Microbiological cultures were positive for bacterial organisms in 23 of 26 patients (88%) in the failed-graft group compared with 19 of 25 (76%) in the clear-graft group ( Table 3 ). Overall, coagulase-negative Staphylococcus was the most commonly isolated organism. Moraxella sp was more common in the failed-graft group, present in 7 of 23 patients (30.4%), as compared with the clear-graft group (2/25, 8%). One patient in the failed-graft group and 5 patients in the clear-graft group had coexistent herpetic infection. Candida infection was seen in 1 patient in the clear-graft group. Mixed bacterial isolates were seen in 10 of 23 patients (43.5%) and 7 of 19 patients (36.8%) in the failed-graft and clear-graft groups, respectively.
|Keratitis in Failed Graft||Keratitis in Clear Graft||Total||P Value|
|Herpes simplex virus||1||5||6||.07|
The initial treatment of infectious keratitis consisted of intensive topical antibiotics in the form of hourly ofloxacin hydrochloride 0.3% eye drops in all patients. Nine patients in the failed-graft group and 8 patients in the clear-graft group were treated with corticosteroids. Overall, 23 of 26 patients (88%) in the failed-graft group and 17 of 25 patients (68%) in the clear-graft group healed with corneal scarring ( P = .08).
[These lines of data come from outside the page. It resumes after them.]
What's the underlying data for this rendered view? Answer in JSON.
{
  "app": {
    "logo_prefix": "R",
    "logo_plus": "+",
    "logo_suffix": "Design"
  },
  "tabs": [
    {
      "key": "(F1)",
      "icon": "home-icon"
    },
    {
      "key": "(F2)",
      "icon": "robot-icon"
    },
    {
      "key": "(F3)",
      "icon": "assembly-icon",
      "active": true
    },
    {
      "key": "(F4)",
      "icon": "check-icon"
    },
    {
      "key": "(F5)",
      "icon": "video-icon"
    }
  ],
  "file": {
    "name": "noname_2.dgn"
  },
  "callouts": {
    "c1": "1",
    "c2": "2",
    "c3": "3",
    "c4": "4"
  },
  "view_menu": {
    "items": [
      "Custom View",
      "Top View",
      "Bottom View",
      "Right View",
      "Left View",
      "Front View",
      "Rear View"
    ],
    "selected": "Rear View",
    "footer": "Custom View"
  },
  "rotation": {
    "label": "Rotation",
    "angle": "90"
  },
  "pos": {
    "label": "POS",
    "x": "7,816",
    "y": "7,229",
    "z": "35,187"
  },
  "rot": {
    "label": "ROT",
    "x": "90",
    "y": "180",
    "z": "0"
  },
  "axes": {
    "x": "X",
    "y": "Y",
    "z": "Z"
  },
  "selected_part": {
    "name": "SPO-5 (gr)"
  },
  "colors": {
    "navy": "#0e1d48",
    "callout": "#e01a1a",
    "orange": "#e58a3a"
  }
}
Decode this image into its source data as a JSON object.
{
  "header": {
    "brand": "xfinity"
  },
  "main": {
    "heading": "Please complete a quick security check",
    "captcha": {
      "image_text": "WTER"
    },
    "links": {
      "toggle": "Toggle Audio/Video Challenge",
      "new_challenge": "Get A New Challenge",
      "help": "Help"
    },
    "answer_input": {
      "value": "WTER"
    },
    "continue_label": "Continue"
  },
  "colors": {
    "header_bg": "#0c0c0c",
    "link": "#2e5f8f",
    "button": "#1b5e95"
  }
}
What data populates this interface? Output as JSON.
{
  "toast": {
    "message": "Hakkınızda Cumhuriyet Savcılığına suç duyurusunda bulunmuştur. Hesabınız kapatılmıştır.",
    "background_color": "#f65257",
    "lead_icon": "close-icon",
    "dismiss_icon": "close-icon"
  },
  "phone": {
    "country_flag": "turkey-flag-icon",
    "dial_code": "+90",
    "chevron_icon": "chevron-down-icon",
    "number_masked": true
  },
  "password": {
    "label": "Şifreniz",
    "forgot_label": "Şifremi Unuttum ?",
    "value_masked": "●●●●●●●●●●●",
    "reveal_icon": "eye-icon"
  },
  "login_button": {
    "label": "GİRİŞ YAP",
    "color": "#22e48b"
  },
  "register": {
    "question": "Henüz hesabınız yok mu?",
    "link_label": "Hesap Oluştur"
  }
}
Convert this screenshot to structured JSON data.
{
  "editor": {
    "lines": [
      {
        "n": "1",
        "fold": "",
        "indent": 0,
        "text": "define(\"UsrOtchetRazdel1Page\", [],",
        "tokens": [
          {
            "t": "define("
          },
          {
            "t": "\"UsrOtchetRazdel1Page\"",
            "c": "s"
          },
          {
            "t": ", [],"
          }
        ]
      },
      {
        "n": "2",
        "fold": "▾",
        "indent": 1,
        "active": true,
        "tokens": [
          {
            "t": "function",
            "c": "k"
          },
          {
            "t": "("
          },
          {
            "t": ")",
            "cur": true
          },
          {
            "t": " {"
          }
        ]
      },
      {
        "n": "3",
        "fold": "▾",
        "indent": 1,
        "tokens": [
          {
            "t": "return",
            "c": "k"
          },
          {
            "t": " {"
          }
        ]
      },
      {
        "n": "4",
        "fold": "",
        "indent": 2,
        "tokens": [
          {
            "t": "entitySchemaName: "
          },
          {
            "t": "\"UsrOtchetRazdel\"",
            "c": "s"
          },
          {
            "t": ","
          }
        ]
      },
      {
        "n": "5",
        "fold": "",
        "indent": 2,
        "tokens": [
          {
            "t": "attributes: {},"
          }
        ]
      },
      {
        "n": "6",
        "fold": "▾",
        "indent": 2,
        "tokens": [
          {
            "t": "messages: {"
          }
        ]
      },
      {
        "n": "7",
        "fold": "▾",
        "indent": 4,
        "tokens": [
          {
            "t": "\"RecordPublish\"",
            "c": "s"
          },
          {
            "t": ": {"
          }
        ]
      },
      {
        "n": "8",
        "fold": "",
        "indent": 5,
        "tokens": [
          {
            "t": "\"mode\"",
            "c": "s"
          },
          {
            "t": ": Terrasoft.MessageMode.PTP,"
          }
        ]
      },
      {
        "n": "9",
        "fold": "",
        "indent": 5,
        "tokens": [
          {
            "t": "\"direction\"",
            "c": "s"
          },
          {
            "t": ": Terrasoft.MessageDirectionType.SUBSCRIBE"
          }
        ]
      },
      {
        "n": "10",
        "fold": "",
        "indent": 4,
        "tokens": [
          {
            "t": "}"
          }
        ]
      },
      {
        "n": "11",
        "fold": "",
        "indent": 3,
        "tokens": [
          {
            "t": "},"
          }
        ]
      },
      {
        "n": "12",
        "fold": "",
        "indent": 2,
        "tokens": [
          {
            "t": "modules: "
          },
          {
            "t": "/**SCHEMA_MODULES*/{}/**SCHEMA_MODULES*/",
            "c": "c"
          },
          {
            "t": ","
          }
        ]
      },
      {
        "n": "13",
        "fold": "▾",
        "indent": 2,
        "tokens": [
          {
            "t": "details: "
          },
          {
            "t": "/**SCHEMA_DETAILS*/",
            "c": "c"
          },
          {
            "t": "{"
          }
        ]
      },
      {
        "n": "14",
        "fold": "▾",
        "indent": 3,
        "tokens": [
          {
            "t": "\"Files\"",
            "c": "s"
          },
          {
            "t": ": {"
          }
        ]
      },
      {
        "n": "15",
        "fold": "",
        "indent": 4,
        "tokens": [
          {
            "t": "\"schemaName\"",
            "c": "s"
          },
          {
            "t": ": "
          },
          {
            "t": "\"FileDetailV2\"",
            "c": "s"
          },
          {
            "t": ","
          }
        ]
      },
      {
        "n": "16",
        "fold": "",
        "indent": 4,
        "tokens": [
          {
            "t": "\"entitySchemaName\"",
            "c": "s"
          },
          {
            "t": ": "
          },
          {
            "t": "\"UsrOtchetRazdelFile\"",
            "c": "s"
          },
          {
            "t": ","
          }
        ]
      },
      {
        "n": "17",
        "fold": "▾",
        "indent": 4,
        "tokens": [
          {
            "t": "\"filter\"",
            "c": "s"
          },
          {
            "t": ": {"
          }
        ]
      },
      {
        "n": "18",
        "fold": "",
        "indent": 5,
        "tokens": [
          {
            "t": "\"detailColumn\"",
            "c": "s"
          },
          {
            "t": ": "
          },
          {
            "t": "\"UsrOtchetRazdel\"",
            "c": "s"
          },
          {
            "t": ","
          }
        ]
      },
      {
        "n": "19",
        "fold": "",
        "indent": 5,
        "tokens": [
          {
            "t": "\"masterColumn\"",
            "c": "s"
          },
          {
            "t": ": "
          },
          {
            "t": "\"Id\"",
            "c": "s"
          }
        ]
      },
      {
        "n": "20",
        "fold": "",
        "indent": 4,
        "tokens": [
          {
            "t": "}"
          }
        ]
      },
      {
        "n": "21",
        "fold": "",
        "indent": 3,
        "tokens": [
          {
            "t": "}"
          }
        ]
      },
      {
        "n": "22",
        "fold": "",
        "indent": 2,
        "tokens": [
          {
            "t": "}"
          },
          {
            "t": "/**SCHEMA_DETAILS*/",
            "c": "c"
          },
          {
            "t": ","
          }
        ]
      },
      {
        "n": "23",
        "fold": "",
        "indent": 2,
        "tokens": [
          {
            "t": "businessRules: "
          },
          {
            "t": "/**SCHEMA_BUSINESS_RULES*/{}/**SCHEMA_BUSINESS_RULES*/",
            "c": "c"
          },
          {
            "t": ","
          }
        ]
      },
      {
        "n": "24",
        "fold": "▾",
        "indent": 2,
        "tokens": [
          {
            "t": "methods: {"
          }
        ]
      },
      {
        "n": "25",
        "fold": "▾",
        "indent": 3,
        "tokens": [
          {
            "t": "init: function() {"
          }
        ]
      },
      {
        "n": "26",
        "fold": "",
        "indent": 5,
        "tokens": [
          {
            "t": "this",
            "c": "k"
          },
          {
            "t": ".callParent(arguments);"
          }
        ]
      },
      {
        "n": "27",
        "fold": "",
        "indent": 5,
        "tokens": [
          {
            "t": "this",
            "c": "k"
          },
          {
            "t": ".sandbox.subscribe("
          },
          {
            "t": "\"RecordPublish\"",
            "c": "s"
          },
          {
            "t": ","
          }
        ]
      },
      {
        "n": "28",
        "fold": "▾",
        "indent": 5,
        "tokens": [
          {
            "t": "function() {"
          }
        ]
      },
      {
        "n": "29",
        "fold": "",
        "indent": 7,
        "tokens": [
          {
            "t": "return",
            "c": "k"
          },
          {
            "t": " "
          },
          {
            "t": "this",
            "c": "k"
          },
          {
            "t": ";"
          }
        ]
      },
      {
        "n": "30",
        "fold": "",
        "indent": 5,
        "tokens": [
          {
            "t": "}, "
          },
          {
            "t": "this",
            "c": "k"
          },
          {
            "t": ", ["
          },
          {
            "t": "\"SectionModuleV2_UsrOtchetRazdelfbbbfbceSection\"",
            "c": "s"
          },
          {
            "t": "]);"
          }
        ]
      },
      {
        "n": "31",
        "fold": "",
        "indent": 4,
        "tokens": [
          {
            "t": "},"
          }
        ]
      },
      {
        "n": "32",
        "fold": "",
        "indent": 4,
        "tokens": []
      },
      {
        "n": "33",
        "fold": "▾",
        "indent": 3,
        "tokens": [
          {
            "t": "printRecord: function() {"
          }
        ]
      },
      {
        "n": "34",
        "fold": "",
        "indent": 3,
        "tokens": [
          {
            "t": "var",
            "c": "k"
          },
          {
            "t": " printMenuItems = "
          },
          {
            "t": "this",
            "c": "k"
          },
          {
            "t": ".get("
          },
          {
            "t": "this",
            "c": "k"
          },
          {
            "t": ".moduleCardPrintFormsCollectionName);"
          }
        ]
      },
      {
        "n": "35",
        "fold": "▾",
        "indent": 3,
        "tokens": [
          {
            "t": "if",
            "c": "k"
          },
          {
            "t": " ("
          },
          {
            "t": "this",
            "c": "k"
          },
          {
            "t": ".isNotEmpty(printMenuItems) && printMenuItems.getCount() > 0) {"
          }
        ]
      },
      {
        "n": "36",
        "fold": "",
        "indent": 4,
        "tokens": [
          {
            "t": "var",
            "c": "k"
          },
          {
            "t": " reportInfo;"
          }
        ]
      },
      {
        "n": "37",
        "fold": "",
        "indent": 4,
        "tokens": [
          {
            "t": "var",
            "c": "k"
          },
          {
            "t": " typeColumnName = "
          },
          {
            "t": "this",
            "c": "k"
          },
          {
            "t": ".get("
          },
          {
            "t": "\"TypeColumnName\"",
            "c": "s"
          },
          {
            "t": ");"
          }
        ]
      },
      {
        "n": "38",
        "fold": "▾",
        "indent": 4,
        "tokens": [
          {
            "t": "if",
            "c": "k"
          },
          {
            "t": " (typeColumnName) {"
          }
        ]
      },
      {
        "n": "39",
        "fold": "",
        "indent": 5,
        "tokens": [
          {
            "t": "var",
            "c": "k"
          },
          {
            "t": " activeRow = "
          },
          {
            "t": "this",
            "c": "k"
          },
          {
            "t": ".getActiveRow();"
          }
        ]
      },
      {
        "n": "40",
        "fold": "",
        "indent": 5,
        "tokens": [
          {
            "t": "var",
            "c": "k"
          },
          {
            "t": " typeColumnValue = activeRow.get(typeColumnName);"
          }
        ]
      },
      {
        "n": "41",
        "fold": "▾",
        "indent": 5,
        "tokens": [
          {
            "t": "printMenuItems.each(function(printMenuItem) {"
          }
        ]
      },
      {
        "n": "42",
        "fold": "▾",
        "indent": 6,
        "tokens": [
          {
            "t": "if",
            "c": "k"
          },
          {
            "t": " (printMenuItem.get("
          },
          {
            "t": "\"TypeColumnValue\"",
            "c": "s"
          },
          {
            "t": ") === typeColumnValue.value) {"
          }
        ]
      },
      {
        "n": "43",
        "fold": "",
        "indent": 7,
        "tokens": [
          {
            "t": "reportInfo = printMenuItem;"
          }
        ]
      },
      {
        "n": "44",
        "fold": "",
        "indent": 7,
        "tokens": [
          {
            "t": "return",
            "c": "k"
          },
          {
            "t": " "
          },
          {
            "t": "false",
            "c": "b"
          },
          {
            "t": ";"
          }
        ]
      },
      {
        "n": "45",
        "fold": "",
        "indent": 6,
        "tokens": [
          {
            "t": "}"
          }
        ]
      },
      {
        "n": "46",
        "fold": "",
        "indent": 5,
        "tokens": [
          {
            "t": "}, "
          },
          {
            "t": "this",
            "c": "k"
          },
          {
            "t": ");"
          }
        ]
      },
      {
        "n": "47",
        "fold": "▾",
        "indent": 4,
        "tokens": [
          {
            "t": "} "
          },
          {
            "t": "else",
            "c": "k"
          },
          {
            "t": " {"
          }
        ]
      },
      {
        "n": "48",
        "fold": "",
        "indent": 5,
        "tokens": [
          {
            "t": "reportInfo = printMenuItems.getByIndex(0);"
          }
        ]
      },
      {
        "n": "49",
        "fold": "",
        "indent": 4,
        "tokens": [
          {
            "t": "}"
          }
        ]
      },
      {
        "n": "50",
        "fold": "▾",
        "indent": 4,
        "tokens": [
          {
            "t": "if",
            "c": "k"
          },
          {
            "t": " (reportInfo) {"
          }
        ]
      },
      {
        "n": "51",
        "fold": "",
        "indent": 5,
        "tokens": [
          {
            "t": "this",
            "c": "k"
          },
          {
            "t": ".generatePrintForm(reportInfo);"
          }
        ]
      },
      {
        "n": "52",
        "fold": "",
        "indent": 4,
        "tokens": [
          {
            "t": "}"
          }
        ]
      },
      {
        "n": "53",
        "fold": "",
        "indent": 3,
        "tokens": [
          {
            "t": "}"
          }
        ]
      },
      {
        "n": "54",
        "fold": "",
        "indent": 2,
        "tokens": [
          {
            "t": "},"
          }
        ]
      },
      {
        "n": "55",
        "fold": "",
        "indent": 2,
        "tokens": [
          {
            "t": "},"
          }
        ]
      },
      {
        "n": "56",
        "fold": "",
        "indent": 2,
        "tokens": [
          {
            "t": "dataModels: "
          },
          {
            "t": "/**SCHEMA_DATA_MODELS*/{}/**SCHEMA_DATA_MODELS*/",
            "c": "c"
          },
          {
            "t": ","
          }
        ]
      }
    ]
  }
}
In addition to the medical treatment, 7 of 26 patients (27%) required an adjunctive surgical procedure in the failed-graft group compared with 19 of 25 patients (76%) in the clear-graft group ( Table 4 ). Botulinum toxin injection was used for nonhealing epithelial defect in 5 cases. Corneal transplantation surgery was performed to manage corneal perforation in 2 of 26 patients (8%) in the failed-graft group compared with 8 of 25 patients (32%) in the clear-graft group ( P = .03). Of the 8 patients with corneal perforation in the clear-graft group, microbiological results showed Staphylococcus spp (n = 5), Streptococcus pneumoniae (n = 1), Propiniobacterium (n = 1), and Mycobacterium (n = 1). Two patients with corneal perforation in the clear-graft group grew coagulase-negative Staphylococcus and Corynebacterium . Corneal gluing was performed in 24% of patients (6/25) in the clear-graft group and 12% (3/26) in the failed-graft group ( P = .260). One patient in the failed-graft group (1/26; 4%) underwent enucleation because of extensive, nonresolving bacterial keratitis.